第93章 恋した記憶、愛した事実《14》家康side


「…そういえば、三成と陽菜……遅いな…。」


女中を部屋に通して、新しい褥を敷いてる間、ふと秀吉さんが思い出したように呟く。


「三成様と陽菜様でしたら、先ほど向こうの廊下で、お見かけいたしましたよ。お二人とも、家康様の怪我が早く治ってほしい。とお話していて、陽菜様は、早く家康様とたくさんお話がしたい。とおっしゃっていましたよ。」

「…え……?」


手際よく褥を敷きながら、秀吉さんの呟きに女中が応えるが、その言葉に俺は少し戸惑う。


「…そうか。なら、早く治さないとな。家康」

「え?……あ、そうですね……」


秀吉さんの切な気な言い方に、俺の語尾も小さくなっていき、顔を俯かせる。
褥を敷き終わると、女中は部屋から出ていった。



「(……俺と話したい……?)」


それはどういう理由で話したいのだろうか……
俺みたいに、情報を得るため?それなら、今一緒にいる三成に探りながらでも聞けばいい。
でも、最初にあの女と会ったとき、あの女は俺のことを知っている様子だった……


だが、それよりも………




「(……なんでこんなに、胸がざわめくんだ…?)」



嫌な予感がする胸騒ぎではなくて、嫌ではなく、なんていうか……昨日のあの女の微笑みをみたときと似ている……



「……家康」


胸のざわめきが何かを、自身でいろいろ考えていたら、秀吉さんから声をかけられ、顔をあげる。

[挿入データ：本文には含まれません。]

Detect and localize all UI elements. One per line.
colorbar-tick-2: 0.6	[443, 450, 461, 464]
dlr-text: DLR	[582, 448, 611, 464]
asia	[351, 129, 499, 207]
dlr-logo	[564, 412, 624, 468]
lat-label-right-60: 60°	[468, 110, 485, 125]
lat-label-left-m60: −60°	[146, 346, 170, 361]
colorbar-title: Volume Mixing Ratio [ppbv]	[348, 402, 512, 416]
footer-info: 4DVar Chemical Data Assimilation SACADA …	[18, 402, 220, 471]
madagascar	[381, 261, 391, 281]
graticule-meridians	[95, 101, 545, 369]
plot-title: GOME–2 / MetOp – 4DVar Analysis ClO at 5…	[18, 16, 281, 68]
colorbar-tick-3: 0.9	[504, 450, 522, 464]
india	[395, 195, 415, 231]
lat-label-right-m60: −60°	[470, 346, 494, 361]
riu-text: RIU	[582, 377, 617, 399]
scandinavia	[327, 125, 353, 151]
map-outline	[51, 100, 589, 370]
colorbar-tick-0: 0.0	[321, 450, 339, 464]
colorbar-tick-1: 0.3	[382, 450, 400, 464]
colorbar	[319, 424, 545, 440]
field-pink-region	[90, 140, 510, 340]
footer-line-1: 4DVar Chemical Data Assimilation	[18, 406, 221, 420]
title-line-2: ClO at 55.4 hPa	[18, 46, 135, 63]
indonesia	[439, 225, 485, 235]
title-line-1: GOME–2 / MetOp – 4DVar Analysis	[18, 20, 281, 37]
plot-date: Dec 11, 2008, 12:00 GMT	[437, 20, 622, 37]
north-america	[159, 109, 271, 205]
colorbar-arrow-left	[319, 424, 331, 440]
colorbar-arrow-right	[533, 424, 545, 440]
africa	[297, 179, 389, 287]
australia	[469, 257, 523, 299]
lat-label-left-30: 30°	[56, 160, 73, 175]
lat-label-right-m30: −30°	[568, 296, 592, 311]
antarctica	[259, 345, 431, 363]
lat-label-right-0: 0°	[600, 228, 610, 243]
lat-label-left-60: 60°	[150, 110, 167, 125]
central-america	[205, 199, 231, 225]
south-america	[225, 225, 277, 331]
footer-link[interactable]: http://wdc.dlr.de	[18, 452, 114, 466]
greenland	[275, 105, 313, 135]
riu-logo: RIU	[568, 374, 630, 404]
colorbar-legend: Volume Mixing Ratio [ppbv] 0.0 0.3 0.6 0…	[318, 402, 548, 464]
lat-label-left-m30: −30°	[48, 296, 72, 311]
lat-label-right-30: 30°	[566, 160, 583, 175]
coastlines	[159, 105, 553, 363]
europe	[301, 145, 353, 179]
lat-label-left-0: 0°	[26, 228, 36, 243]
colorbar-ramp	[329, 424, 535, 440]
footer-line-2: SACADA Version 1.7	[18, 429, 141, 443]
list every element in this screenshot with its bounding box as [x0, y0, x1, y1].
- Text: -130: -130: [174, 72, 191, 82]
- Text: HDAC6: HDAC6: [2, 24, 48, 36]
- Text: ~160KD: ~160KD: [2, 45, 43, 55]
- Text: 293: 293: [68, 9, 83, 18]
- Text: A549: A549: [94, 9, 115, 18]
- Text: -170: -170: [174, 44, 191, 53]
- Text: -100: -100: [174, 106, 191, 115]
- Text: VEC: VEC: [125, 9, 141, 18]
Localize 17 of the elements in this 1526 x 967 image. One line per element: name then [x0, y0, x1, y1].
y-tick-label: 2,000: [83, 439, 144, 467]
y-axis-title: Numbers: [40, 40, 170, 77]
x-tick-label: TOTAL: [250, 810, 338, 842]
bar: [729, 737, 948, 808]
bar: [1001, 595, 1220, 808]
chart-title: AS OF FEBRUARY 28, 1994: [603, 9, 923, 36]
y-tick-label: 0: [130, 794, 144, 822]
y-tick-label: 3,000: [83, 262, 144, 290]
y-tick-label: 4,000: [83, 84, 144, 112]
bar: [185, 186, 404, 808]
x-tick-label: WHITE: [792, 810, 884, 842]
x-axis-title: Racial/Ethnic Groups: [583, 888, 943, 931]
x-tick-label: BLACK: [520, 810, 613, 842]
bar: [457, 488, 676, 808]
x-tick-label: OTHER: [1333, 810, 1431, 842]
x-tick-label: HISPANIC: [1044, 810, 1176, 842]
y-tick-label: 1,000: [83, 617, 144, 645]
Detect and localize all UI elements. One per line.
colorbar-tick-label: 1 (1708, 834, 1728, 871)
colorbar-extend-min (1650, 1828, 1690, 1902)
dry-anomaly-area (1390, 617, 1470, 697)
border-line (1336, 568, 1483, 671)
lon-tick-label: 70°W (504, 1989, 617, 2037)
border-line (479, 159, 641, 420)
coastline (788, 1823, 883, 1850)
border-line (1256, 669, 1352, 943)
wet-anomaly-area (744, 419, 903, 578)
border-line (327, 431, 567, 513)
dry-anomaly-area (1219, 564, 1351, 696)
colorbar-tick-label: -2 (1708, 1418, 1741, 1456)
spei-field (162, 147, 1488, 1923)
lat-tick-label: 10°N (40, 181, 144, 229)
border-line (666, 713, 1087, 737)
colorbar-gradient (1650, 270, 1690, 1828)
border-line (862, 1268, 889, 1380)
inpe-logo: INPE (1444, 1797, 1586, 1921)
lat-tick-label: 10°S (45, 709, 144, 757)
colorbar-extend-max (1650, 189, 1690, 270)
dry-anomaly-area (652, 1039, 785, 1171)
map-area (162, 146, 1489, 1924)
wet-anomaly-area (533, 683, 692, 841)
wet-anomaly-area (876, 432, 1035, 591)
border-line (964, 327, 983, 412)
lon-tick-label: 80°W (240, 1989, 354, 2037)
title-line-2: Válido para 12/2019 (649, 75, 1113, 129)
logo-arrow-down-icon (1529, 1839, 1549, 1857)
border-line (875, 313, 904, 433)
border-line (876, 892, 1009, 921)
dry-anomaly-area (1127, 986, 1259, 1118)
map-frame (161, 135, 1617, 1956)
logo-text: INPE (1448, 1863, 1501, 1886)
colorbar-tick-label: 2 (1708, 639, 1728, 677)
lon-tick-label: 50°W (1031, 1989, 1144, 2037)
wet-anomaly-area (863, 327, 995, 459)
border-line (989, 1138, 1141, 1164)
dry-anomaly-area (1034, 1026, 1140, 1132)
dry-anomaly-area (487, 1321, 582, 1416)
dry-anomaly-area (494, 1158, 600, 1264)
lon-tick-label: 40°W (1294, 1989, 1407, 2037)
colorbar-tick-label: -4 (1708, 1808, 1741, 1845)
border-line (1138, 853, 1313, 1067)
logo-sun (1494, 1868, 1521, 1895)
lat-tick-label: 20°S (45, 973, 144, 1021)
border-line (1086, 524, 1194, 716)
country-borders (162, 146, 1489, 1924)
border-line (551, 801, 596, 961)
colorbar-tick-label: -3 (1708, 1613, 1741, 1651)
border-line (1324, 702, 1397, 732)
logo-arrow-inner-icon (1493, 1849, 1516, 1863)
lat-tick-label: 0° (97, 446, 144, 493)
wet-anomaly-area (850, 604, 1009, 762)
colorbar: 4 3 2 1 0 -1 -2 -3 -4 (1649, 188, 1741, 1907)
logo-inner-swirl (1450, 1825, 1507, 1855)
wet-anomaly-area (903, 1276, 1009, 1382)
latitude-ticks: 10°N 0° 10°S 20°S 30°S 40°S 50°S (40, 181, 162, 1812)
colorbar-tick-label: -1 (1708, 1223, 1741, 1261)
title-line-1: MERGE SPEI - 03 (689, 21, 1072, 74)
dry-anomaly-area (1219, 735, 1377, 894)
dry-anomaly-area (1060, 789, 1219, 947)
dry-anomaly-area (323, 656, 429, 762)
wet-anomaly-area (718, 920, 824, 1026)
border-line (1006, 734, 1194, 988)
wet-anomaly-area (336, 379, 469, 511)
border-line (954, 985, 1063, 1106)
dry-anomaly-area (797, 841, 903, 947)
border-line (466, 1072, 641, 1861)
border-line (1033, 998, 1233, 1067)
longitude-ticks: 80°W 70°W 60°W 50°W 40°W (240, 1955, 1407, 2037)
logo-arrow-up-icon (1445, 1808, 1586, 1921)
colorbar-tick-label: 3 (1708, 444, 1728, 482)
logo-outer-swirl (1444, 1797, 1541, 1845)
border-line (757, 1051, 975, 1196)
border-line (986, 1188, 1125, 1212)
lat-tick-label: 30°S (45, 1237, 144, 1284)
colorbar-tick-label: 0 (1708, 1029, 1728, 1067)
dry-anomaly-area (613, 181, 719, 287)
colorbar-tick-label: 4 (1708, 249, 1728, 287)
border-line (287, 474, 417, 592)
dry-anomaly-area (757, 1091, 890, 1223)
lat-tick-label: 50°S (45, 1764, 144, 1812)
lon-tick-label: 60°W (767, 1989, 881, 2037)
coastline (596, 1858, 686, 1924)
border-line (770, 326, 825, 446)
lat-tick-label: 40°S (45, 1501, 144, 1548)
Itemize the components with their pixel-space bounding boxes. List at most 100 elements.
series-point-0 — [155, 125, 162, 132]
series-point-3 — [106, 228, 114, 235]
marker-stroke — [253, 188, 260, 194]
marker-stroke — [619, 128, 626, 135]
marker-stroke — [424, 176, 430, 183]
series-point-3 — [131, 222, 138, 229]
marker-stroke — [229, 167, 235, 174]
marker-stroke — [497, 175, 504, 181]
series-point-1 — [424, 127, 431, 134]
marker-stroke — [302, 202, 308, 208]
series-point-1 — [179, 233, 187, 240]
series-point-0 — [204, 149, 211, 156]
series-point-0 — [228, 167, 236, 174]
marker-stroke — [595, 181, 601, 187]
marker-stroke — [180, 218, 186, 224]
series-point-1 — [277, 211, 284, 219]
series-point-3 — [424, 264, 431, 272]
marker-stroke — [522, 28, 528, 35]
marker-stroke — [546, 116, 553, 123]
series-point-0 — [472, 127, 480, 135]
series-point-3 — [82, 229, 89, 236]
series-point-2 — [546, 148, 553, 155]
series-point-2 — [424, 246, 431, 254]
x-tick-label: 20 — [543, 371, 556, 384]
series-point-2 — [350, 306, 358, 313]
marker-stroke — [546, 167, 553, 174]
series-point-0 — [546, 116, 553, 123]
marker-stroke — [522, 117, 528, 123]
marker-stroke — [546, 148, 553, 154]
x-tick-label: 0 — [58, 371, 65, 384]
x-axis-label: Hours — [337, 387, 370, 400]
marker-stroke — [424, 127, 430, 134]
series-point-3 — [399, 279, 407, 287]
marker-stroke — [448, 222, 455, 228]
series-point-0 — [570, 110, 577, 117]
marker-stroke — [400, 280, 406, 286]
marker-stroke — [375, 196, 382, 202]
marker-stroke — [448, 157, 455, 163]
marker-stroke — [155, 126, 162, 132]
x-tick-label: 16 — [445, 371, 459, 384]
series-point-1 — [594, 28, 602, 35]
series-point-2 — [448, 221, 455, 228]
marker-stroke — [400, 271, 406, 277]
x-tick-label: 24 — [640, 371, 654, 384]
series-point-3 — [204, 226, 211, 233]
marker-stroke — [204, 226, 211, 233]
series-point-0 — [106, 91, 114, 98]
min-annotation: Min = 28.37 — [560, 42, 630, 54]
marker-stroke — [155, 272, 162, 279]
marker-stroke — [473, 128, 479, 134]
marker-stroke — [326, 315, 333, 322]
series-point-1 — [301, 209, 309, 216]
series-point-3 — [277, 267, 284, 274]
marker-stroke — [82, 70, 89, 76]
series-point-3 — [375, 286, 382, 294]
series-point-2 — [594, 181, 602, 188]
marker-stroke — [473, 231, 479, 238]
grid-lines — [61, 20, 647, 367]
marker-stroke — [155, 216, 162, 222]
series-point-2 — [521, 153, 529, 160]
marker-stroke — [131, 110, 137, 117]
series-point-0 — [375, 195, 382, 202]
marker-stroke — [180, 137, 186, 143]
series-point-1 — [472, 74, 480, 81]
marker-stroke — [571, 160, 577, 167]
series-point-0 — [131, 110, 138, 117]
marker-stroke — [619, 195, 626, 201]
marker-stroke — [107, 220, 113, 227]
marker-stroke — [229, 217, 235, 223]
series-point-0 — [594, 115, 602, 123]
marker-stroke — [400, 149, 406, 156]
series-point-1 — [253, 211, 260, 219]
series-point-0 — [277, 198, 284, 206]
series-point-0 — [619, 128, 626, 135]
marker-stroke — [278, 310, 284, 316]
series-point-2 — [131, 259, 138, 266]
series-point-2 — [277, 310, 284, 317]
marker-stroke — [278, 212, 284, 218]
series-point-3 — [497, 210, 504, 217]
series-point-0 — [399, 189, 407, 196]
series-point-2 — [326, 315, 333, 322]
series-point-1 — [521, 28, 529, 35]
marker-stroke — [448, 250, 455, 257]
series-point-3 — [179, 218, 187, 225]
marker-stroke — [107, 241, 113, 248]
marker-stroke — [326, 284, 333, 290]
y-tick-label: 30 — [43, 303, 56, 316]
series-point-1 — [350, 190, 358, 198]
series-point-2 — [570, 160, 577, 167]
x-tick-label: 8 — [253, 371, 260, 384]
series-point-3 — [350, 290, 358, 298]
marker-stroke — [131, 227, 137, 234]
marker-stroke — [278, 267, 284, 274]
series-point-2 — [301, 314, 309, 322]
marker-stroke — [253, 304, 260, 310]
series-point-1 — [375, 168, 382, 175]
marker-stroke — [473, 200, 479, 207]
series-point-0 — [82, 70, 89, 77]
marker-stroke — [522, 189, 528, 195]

「お前と陽菜を関わらせようとする理由は、今は言えないが、しっかり陽菜と向き合って、陽菜のことを知っていけ。」


頼れる兄貴分の顔で、秀吉さんは優しく、だけど重みのある言い方で告げた。



「……わかりました。」



秀吉さんの言葉を受け止め、俺は返事をした。



ほんのしばらくすると………



「失礼します。」


三成の声が、襖の向こうから聞こえた。